I think even today, it is not super clear in the staking dashboard and PJS apps if/when a given validator is also Exposed in parachain related tasks, on top of block authoring. I actually don’t blame them for this, because even in the Rust code this is not super clear. We need a clear interface for registering a validator as “being Exposed by x amount” and a runtime API/RPC for UIs to demonstrate this.


One thing that comes to mind w.r.t. nominators is that we may want to be able to put restrictions on the types of exposures that validators can add over time, so nominators aren’t exposed to additional risk as they go.

I remember back when writing the paper I had imagined that validators would also be able to “restake” in that they could use their stake as collateral against a multisig Bitcoin wallet for which they controlled a shard.

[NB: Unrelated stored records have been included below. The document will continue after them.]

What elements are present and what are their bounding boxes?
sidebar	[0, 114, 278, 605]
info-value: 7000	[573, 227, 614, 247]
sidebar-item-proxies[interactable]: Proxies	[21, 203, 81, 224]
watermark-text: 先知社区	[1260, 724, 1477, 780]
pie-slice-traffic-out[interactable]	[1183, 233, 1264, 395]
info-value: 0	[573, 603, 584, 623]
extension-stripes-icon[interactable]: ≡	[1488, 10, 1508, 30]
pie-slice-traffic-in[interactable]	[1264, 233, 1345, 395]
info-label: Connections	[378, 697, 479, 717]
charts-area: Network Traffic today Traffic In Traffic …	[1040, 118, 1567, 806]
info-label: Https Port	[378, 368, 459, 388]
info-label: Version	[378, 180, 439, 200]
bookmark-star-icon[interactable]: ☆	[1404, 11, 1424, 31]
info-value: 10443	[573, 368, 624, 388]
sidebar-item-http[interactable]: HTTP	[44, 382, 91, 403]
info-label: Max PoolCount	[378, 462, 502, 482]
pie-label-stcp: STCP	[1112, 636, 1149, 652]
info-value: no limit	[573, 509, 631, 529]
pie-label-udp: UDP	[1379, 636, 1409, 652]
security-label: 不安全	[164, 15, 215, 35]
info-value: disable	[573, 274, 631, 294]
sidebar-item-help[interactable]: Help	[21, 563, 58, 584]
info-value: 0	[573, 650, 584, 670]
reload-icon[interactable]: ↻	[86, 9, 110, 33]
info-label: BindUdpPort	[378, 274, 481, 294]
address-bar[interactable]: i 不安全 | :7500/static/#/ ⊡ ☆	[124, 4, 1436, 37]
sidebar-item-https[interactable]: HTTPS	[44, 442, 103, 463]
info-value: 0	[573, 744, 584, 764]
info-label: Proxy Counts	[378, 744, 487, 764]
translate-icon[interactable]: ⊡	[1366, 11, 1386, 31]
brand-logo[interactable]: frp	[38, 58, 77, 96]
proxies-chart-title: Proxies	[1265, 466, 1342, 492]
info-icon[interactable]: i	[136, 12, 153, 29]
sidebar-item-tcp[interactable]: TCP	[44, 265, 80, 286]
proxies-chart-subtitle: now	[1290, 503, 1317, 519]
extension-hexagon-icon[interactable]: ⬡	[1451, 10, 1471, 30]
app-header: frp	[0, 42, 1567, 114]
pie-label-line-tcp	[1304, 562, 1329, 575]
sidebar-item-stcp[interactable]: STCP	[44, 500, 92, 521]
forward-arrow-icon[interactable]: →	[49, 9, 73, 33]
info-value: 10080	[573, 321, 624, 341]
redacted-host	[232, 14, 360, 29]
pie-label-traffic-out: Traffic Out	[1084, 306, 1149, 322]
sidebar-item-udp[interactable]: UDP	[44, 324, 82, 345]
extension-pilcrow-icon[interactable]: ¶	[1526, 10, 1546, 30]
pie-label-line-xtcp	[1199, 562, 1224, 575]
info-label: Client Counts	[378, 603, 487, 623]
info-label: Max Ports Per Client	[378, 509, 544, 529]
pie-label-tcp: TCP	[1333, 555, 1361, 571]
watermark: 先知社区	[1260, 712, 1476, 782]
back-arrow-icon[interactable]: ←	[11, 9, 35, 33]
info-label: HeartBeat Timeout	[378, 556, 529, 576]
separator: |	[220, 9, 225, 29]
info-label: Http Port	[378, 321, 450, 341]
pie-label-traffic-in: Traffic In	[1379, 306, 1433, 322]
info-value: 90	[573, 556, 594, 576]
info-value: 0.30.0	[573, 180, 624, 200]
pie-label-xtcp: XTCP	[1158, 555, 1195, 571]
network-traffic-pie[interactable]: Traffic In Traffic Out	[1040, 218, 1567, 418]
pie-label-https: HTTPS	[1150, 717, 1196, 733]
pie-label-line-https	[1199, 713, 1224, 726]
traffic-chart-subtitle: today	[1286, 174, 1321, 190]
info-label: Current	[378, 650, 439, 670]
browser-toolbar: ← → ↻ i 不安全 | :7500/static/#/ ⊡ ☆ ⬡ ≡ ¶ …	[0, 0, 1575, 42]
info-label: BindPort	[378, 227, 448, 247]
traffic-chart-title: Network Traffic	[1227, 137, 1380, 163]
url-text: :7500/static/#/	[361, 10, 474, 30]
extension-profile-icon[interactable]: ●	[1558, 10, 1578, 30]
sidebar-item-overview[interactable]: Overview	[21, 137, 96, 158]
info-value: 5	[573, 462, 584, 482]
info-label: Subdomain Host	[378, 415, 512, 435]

Slashing would happen if they ever signed anything the chain did not want to be signed (or didn’t sign something it did).

The problem with the idea was that it lowered the opportunity cost of misbehaviour as a validator. We must generally assume that any slash is proportionate to (maybe a little more than) the possible benefit derivable to the staker by misbehaving. If you reuse stake then you can run into the possibility that misbehaving in multiple ways (ie over multiple exposures) at the same time can deliver such economic benefit to the staker that it offsets the cost of losing all their stake.

How is this handled here?

As a practical consideration, it’s true that restaking does amplify the amount of benefit that a validator can reap both from behaving honestly and from behaving dishonestly. e.g. if restaked validators are operating a bitcoin bridge, it should be the case that they can’t earn more from destroying the bridge (+ misbehaving on all their other protocols) than they would lose in slashing.

This is separate from the technical implementation of restaking (i.e. generalized slashing conditions), but a few suggestions (which could be combined) are:

  1. Require a minimum slashing threshold on all generalized slashing conditions. This could be 100%, 80%, or some other high value that places a maximal burden on validators for misbehavior.
  2. Require governance (possibly at the root level) to approve generalized slashing conditions to only open up the system to vetted risks
  3. Set a maximal threshold on the total amount of reusable exposure for any particular staked DOT. i.e. validators can restake as many times as they want, but only with some small proportion of their exposure
  4. Ensure that protocols disregard disabled validators. This reduces the time window for exposures to be reused across misbehaviors on multiple protocols.